One thing that Samsung didn’t mention is that this is the first Galaxy device shipping with Android’s new colour management support out of the box. What this means is that we have support for both standard gamut as well as wide-gamut content without switching between display modes in the settings.
Testing the Display P3 patterns in Natural mode is a bit of a headache. Samsung introduced colour management with the Galaxy S10, however there’s one gigantic caveat: The OS can’t display content of different gamuts alongside each other. For example, viewing P3 pictures in Samsung’s default S-Browser results in incorrectly clipped saturations, and in effect the browser is still limited to sRGB content.

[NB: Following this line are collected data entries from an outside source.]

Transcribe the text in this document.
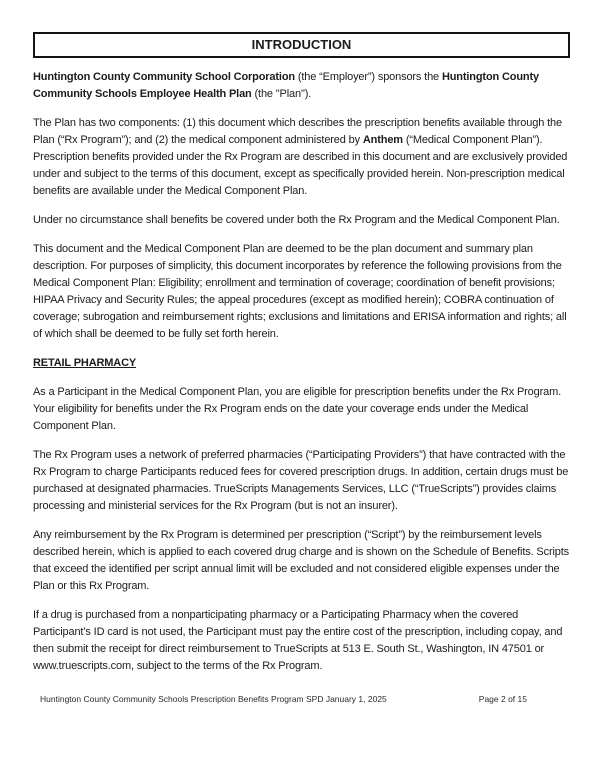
INTRODUCTION

Huntington County Community School Corporation (the “Employer”) sponsors the Huntington County Community Schools Employee Health Plan (the "Plan").

The Plan has two components: (1) this document which describes the prescription benefits available through the Plan (“Rx Program”); and (2) the medical component administered by Anthem (“Medical Component Plan”). Prescription benefits provided under the Rx Program are described in this document and are exclusively provided under and subject to the terms of this document, except as specifically provided herein. Non-prescription medical benefits are available under the Medical Component Plan.

Under no circumstance shall benefits be covered under both the Rx Program and the Medical Component Plan.

This document and the Medical Component Plan are deemed to be the plan document and summary plan description. For purposes of simplicity, this document incorporates by reference the following provisions from the Medical Component Plan: Eligibility; enrollment and termination of coverage; coordination of benefit provisions; HIPAA Privacy and Security Rules; the appeal procedures (except as modified herein); COBRA continuation of coverage; subrogation and reimbursement rights; exclusions and limitations and ERISA information and rights; all of which shall be deemed to be fully set forth herein.

RETAIL PHARMACY

As a Participant in the Medical Component Plan, you are eligible for prescription benefits under the Rx Program. Your eligibility for benefits under the Rx Program ends on the date your coverage ends under the Medical Component Plan.

The Rx Program uses a network of preferred pharmacies (“Participating Providers”) that have contracted with the Rx Program to charge Participants reduced fees for covered prescription drugs. In addition, certain drugs must be purchased at designated pharmacies. TrueScripts Managements Services, LLC (“TrueScripts”) provides claims processing and ministerial services for the Rx Program (but is not an insurer).

Any reimbursement by the Rx Program is determined per prescription (“Script”) by the reimbursement levels described herein, which is applied to each covered drug charge and is shown on the Schedule of Benefits. Scripts that exceed the identified per script annual limit will be excluded and not considered eligible expenses under the Plan or this Rx Program.

If a drug is purchased from a nonparticipating pharmacy or a Participating Pharmacy when the covered Participant’s ID card is not used, the Participant must pay the entire cost of the prescription, including copay, and then submit the receipt for direct reimbursement to TrueScripts at 513 E. South St., Washington, IN 47501 or www.truescripts.com, subject to the terms of the Rx Program.

Huntington County Community Schools Prescription Benefits Program SPD January 1, 2025	Page 2 of 15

Out of all applications I’ve tested on the Galaxy S10, Samsung’s only app that supports wide gamut content is the Gallery app, but again with a big caveat. It only switches over to wide gamut when opening up a picture, and when in thumbnail mode the content is still limited to sRGB. Apple’s iPhone Photos app doesn’t have this issue and is able to display P3 thumbnails alongside sRGB thumbnails.
The biggest caveat here is the fact that Android cannot display different gamuts alongside each other, and fundamentally this is an issue of Android, Google and maybe even the SoC vendors. For now, Apple is 4 years ahead of everybody else and there’s yet to be an Android phone matching the iPhone’s colour management capabilities.